The 'mistake' of being a hero in Africa

The daily, hidden, extraordinary actions of those who still dream

03-01-2024 by Freddie del Curatolo

Hero is a word-word, the kind we all too often use to wipe our mouths and dust our consciences with in our times.
An appellation that in antiquity was reserved for demigods who were almost always called upon to perform immense epic feats (not that they weren't brought to it, like Heracles for example, hard to imagine employed in a feta company, or Jason, a skilled worker in a leather goods factory).

A word that literature during Romanticism sublimated to define those who suffered from man's greedy, violent and foolish nature, pining and often committing suicide (today, the social and media people who live on it would call the young Werther and Jacopo Ortis rather than heroes, assholes) and that in times of wars and revolutions it has become the Oscar of armies and their commanders or comprimarios, from Garibaldi of the two worlds to Sergeant York, the emblem of the Americans who celebrate heroes who single-handedly kill more than twenty enemies in war.

Today, 'hero' is a title that costs nothing to affix to anyone: the fireman who pulls his grandmother from the flames on the fifth floor is a hero, the overweight fifty-year-old father who drowns in the sea due to a heart attack after saving his son who had gone too far swimming. It matters little if the fireman did his duty and after that action asked for 60 days off for the burns and stress he suffered, and if the parent on the beach had been distracted by watching crap on his mobile phone and had lost sight of his son.

Perhaps it is because of this degeneration of the concept of heroism that the entertainment industry invented 'superheroes', who sort things out a bit: leave it to them, if you save a kitten meowing on the roof, you're a guy with nothing to do and at best you earn the esteem of a dishevelled 60-year-old spinster who then asks you for other favours in the name of her 75 puppies, for the most important celebrations, on the other hand, you'll never be there to receive the honours, and you won't end up in an eternal epic book.
Instead, there will be your wife crying at the funeral and a nice article in the provincial newspaper that will also mispronounce your surname.

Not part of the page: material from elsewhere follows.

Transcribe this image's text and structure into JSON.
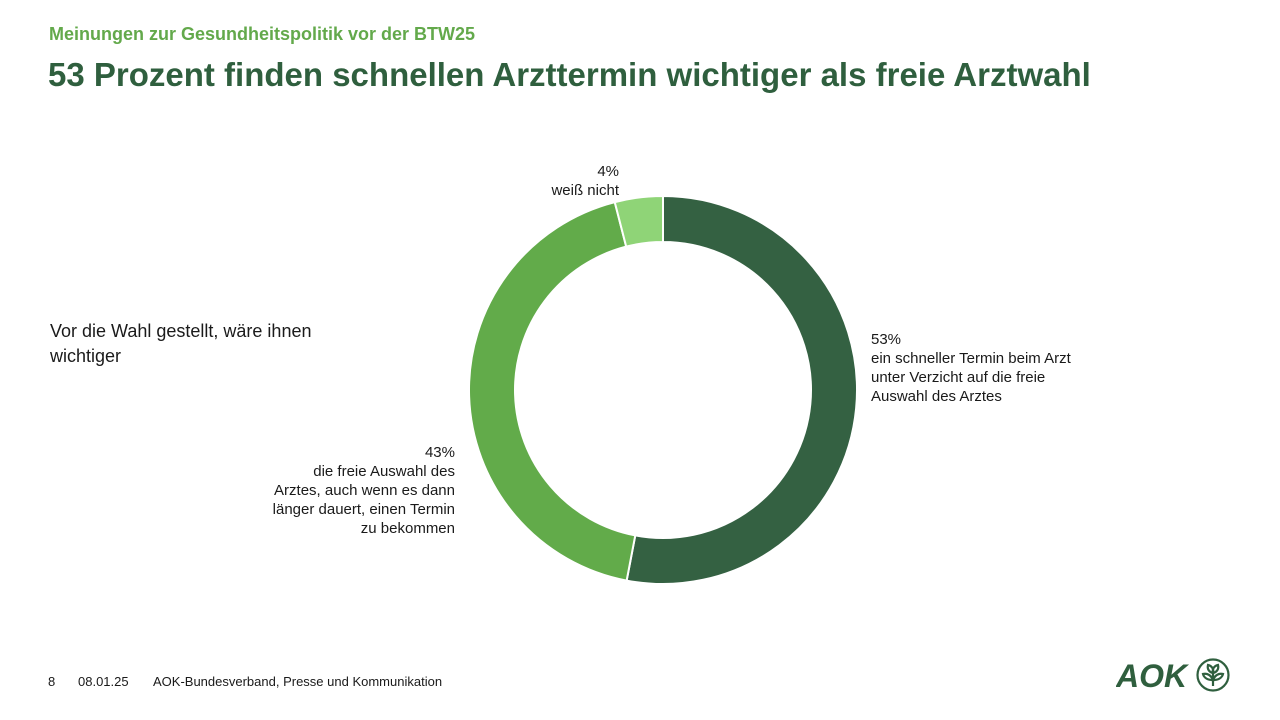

In Africa, the hero returns to being a fable, a rhetorical figure, a dream.
In extreme cases, he returns to the original meaning of the term: 'one who, in the face of danger, fights adversity through feats of ingenuity, courage or physical strength that may involve the conscious sacrifice of self, in order to protect the good of others or the common good'.
What greater danger is there than not being able to bring home a meal for oneself and one's loved ones at the end of the day?
Then strike iron harder and faster, blacksmith, make a nicer bed and sofa, carpenter, break your back more, coal-digger who didn't get a chance to go to school.
You look after children and the grandson of your daughter who was raped at the age of 13, and at the same time you cultivate your garden, collect wood, carry 50 litres of water a day, woman.
Every day thousands of small, unknowing, unsung heroes move and perform actions so ordinary that nowadays they become extraordinary.

In a world where education, culture, and education are relegated to the gutter of necessities that help one to fulfil oneself and live better, for example, to see children who every day face ten kilometres on foot to go and another ten to return from school, in the hope of changing their lives and those of their families, is to see acts of heroism.
What can a peer from the Italian provinces think of them, other than 'poor children'?
Surely he will never think 'luckily I don't have to be a hero' and, more likely, will think that being a hero is a big mistake.